The harsh truth is that "there is a mental health crisis that follows any war", says Newton. "You're putting people into trauma, and you can't go through traumatic situations and not be affected." He acknowledges that there are protocols put in place by the MOD, including therapy, "but does that mean that everyone takes it up? Does that mean that people aren't struggling long term?"
Newton was therefore aware of the huge responsibility they had in handling such emotive material.
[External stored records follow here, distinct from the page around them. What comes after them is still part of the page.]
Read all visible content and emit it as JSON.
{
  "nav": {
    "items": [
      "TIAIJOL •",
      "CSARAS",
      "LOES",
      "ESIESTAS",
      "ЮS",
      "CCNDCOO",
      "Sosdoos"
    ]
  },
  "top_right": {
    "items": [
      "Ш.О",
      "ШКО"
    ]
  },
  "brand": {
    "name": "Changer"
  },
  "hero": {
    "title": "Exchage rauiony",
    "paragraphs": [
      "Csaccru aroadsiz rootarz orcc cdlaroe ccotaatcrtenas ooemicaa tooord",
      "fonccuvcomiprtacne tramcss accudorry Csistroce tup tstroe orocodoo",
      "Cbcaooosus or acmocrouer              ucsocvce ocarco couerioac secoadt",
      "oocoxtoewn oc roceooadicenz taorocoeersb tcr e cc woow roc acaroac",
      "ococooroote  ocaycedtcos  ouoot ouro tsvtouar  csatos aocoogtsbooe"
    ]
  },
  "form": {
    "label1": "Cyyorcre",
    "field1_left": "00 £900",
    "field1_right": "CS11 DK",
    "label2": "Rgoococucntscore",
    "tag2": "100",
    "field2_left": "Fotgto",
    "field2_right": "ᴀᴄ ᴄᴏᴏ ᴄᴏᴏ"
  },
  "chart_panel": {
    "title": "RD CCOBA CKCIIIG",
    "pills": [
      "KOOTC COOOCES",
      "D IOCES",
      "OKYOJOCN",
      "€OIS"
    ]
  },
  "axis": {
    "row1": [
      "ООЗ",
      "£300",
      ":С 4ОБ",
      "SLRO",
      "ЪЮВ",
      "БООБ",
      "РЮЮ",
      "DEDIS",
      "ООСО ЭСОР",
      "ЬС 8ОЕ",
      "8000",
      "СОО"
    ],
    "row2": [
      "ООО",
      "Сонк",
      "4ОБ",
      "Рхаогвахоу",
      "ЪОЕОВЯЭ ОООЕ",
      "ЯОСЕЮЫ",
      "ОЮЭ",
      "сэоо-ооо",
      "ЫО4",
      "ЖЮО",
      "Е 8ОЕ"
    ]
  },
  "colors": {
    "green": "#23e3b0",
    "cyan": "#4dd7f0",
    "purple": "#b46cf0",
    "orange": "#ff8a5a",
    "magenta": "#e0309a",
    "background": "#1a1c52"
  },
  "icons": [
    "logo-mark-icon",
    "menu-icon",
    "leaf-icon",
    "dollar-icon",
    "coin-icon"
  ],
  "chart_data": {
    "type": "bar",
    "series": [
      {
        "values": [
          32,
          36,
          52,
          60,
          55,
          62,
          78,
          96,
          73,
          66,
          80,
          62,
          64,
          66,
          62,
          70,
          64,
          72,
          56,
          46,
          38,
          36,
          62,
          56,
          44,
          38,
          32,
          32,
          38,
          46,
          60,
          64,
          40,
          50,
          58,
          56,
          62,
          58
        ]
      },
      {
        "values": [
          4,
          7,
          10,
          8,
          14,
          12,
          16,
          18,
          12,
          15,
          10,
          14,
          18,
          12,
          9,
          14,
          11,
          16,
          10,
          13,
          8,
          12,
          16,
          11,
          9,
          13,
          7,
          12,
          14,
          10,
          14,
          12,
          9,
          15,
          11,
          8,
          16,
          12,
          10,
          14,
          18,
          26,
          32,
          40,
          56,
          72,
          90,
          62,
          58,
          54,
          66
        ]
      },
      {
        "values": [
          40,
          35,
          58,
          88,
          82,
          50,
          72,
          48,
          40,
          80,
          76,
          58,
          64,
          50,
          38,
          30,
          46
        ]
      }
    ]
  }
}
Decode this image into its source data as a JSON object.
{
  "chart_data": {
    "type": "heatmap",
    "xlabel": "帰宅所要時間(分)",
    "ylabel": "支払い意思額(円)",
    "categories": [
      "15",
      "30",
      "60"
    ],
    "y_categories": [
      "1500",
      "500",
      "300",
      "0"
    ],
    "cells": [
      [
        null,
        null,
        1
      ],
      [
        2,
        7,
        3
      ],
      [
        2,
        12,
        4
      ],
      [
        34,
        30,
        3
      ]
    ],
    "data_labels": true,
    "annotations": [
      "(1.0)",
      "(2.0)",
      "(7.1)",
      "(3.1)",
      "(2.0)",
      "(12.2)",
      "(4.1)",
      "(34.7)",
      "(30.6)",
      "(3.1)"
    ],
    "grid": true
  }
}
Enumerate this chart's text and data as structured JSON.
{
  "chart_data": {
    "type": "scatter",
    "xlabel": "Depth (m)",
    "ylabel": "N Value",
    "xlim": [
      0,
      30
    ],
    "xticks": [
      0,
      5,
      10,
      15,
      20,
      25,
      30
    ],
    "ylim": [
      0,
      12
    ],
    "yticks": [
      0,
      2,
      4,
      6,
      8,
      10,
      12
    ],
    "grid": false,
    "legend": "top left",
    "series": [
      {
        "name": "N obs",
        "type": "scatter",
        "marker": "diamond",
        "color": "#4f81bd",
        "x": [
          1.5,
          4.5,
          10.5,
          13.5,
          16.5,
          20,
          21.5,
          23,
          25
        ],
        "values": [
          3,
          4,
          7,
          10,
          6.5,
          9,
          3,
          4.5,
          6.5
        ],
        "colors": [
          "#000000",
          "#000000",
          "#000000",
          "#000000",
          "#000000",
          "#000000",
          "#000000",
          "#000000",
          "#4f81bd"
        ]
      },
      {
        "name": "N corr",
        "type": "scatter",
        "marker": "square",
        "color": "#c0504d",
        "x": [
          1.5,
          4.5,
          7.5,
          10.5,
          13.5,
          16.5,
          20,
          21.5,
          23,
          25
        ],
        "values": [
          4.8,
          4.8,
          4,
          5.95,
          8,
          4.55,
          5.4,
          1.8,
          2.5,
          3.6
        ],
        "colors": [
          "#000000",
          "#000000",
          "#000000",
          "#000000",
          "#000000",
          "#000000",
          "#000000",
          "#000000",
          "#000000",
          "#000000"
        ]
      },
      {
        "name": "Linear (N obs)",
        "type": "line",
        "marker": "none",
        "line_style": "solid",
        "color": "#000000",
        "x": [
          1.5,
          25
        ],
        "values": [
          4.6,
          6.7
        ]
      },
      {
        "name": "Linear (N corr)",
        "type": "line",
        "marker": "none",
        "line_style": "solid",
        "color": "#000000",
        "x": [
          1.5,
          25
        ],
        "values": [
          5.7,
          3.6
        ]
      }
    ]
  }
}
Not just out of concern for the over 2000 soldiers involved in the evacuation, but also the veterans who might now be questioning their service in the 20 year-long, ultimately futile invasion. "We knew we were going to trigger a lot of difficult feelings in people, and that's not always a good or bad thing either, it just is." He hoped, however, that some healing would come through facing those feelings.
Before the series aired, they held exclusive viewings at several army barracks, and Newton vividly remembers one at RAF Brize Norton for some 200 plus aviators. "There was a lot of emotion being released. People were breaking down, some were crying, someone walked out at the end of a film, some were getting angry. It was bringing back everything.
"Someone came up to me at the end and said, 'look, this is an incredible thing, because no one has captured the emotional content of our experience yet. Yes, there have been documents and papers and reviews and debriefs, but no one has plugged into how we feel."
Evacuation is available now on Channel 4.